Abba Abba - Hakkında Yazdığı Tanıtım Yazısı


Abba Abba Her sabah yeni bir gün doğarken, bir gün de eksilir ömürden;
her şafak bir hırsız gibidir elinde bir fenerle gelen!'
hayyam da böyle özetlemiş doğan ve batan, tekrar doğan ve tekrar batan, böylece sonsuza dek süren döngüyü. Barış ve huzur dolu.

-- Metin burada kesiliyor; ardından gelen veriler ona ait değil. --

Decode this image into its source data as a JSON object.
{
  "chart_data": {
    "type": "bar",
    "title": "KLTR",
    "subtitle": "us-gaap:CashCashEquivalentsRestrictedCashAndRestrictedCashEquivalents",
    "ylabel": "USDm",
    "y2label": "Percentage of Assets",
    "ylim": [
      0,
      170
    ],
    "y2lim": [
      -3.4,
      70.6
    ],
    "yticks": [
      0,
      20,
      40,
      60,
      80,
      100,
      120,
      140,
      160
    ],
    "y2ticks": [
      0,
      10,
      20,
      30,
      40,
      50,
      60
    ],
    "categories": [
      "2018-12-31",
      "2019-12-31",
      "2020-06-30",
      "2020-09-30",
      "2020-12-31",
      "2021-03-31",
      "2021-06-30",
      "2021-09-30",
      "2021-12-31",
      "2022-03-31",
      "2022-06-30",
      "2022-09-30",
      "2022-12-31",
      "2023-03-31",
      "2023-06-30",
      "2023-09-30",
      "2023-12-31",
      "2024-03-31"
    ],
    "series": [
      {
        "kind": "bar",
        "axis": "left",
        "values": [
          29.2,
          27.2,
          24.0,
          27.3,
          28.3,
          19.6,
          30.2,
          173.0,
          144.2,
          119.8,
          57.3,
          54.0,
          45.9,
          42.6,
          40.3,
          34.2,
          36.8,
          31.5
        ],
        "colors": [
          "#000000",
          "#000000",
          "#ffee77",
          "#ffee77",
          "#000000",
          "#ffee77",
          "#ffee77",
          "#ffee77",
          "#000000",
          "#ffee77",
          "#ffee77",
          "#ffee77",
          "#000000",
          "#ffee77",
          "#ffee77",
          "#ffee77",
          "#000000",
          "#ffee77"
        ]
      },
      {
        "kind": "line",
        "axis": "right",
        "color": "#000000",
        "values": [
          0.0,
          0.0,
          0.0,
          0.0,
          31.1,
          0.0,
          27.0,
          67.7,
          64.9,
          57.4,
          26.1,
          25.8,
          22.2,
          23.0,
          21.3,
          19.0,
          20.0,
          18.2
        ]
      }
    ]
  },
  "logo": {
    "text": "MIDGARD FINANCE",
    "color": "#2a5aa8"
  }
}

Aslında çoğumuz için hazırdır, neden bu kadar telaşla yaşadığımızın açıklaması. Ve çok da kolaydır o yanıt: hayat! hayat şartlarının bir dayatmasıdır çoğ
umuza göre içine düştüğümüz telaşın sebebi, kaynağı. aslında istemeyiz de, mecbur kalırız böyle.. 'geçim derdi' deriz. 'İnsanlar' deriz. 'oof' deriz. 'aah' deriz.
Şurası muhakkak ki; çoğumuz hayatı koşarcasına ve üstelik telaş içinde yaşıyoruz...


Sarı Lira Gibi Ömrümüz...

Yaşamak değil bizi bu telaş öldürecek,

Bırakın Paris'te ılık rüzgârlarla

Taratmayı saçlarımızı,

Sevgilimizle doyasıya sohbet bile edemedik biz,

Gözümüz saatte söyleştik hep,

Koşuşur gibi seviştik, yarışır gibi çalıştık.

Hep yetişilecek bir yerler vardı,

Aranacak adamlar, yapılacak işler,

Bir sonraki günün telaşı,

Bir öncekinin terine bulaştı,

Başkalarının hayatı bizimkini aştı,

Kör karanlıkta çalar saat sesi,

Kuşluk vakti kızarmış ekmek kokusu,

Veya yavuklu öpücüğü ile uyanma düşlerini,

Hababam erteledik,

20 li yaşlardan 30 lara kurduk saatin alarmını.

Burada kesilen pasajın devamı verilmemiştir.